I’ve programmed professionally in both Haskell (strongly statically typed) and Racket (dynamically typed). The number of bugs I encountered at runtime with Haskell was very close to 0 per 1000 lines of code. For Racket on the other hand, I would get maybe 5-15 per 1000 lines. Most of these were easy to catch and never made it into production, so it really only wasted my time instead of making the app unstable. But there would be a few very stupid bugs that would have been easily caught with static typing on the unhappy/rare path that wouldn’t be found until weeks or months later.

Nowadays, I try to avoid all jobs that use languages with dynamic typing on production software simply for the reason that they make me anxious and upset. Maybe everyone else is just so much better than me that they never produce typing relating bugs, but I kinda doubt it.
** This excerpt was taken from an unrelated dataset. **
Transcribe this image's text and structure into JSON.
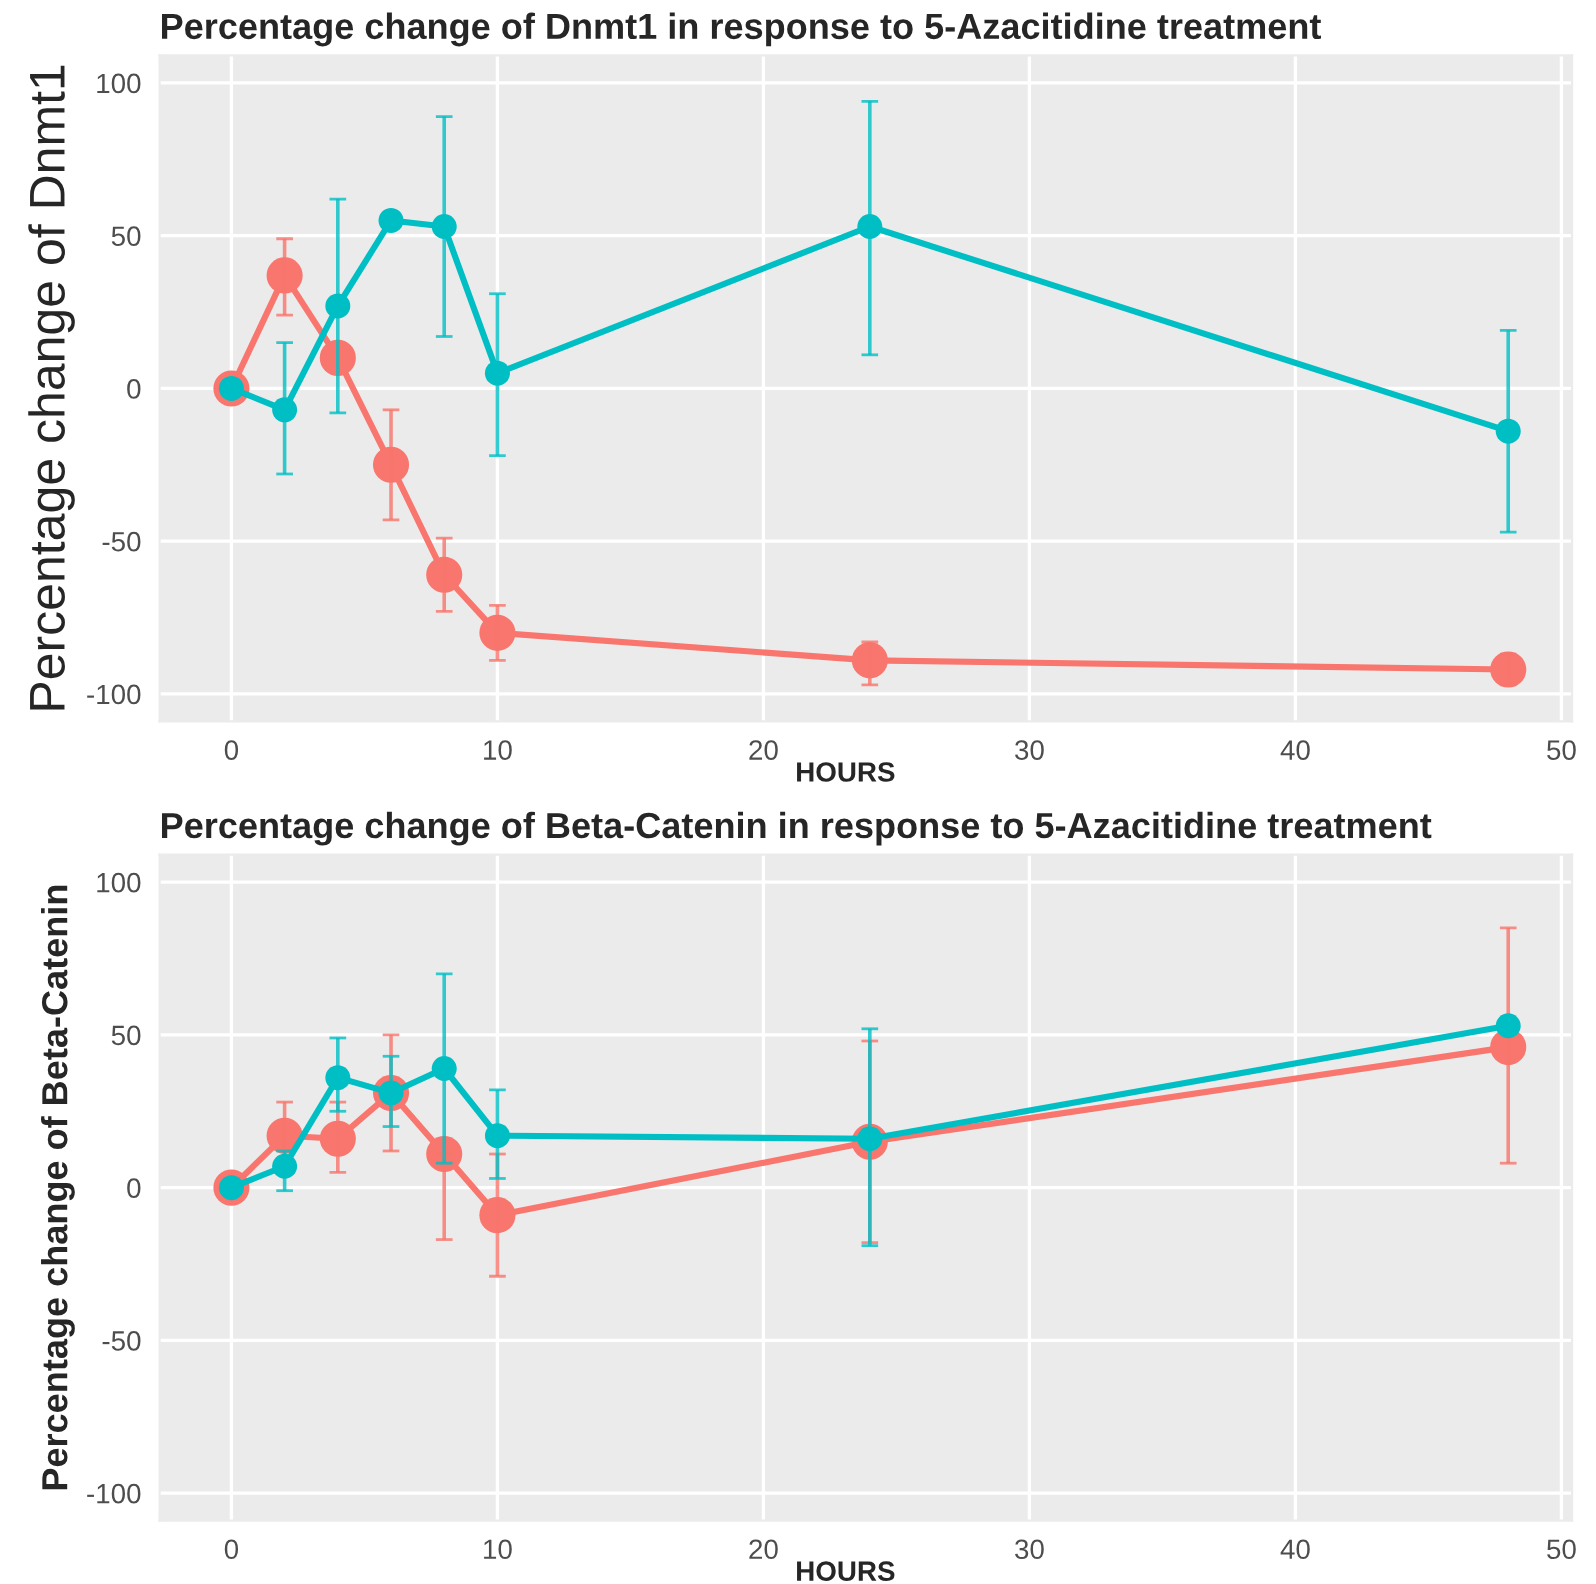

If you have a super duper type system you can use it to prevent lots of bugs in business logic, and you can use it to do a lot of work for you - as a solver. There are levels of value in typing - bug finding, but then also communicating what you are up to to other people using / reading the code (including you in < 6 weeks time!)


> TS is eating the JS world

Definitely another reason to stick to C. In C you don't have to change to another language or another framework, or yet another design principle, or whatever hype that is being followed by a horde of idiots that think they're incredibly smart.
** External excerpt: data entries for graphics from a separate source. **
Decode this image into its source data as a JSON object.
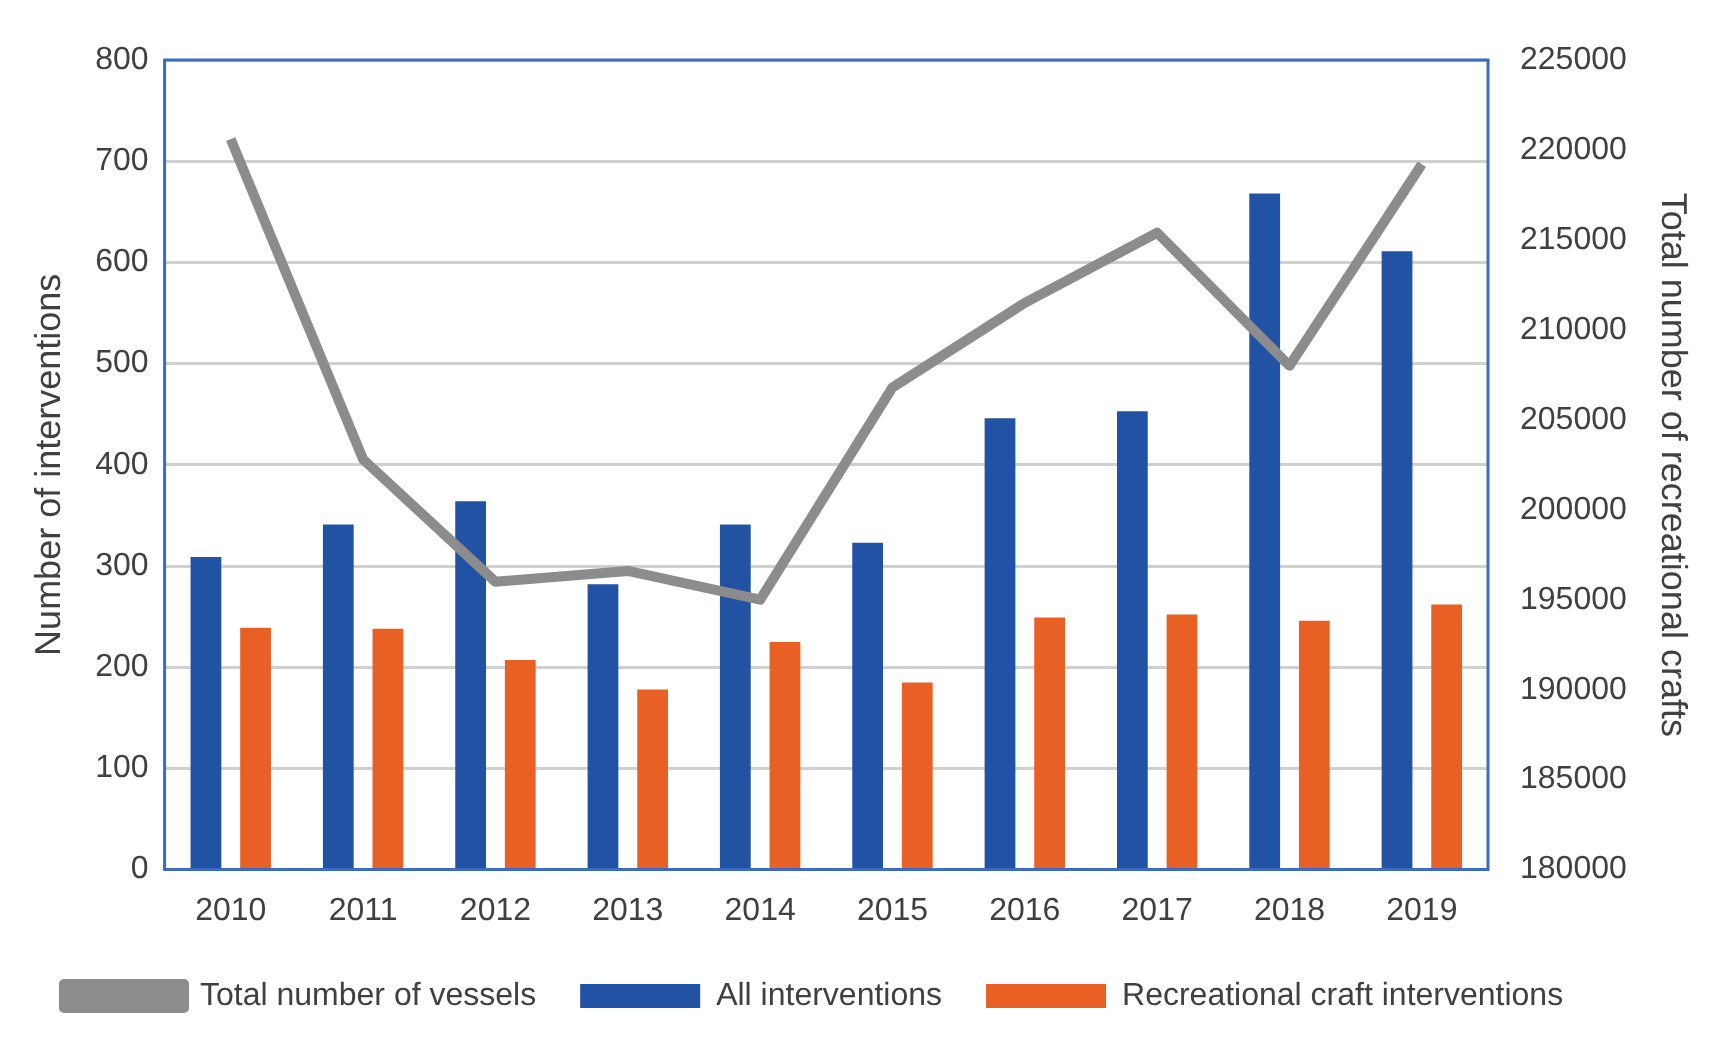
{
  "chart_data": {
    "type": "bar",
    "categories": [
      "2010",
      "2011",
      "2012",
      "2013",
      "2014",
      "2015",
      "2016",
      "2017",
      "2018",
      "2019"
    ],
    "ylabel": "Number of interventions",
    "y2label": "Total number of recreational crafts",
    "ylim": [
      0,
      800
    ],
    "yticks": [
      0,
      100,
      200,
      300,
      400,
      500,
      600,
      700,
      800
    ],
    "y2lim": [
      180000,
      225000
    ],
    "y2ticks": [
      180000,
      185000,
      190000,
      195000,
      200000,
      205000,
      210000,
      215000,
      220000,
      225000
    ],
    "grid": "y",
    "legend": "bottom",
    "series": [
      {
        "name": "All interventions",
        "color": "#2152a3",
        "values": [
          309,
          341,
          364,
          282,
          341,
          323,
          446,
          453,
          668,
          611
        ]
      },
      {
        "name": "Recreational craft interventions",
        "color": "#e86024",
        "values": [
          239,
          238,
          207,
          178,
          225,
          185,
          249,
          252,
          246,
          262
        ]
      },
      {
        "name": "Total number of vessels",
        "type": "line",
        "axis": "y2",
        "color": "#8c8c8c",
        "values": [
          220600,
          202800,
          196000,
          196600,
          195000,
          206800,
          211500,
          215400,
          208000,
          219200
        ]
      }
    ]
  }
}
C is still C. I love that so much. No endless discussions about type safety. And yes, with C I can shoot myself in the foot, which is great because I like sharp tools that can cut. Tell me of a cook who prefers a blunt knife. But at least, I'm the one doing it in contrast to web development where you use hundreds of amateur libraries that kill you in a snap, without you ever finding out what actually happened.


You're going to get buried for the odd knife metaphor :/

Even if we ran with it, like, would a cook use a knife with a sharp handle because it's "more sharp"??

I get what you mean though: C is pretty liberating. It gets out of your way and let's you be pretty precise about what you want it to do. In return you have to... well, be precise. If you have a bug it feels like you just need to get better. If a language makes too many promises and fails you, it feels like it let you down.

But I feel that way about Java vs. Scala, so what do I know.


The problem with C isn’t you shooting yourself in the foot. The problem is that off-by-one errors and buffer overruns that are trivially easy to produce in C turn into security bugs that affect your users.

If you don’t have any users, fine, but no one writing a nontrivial program for use by other people should be doing it in straight C at this point if it’s at all possible to avoid.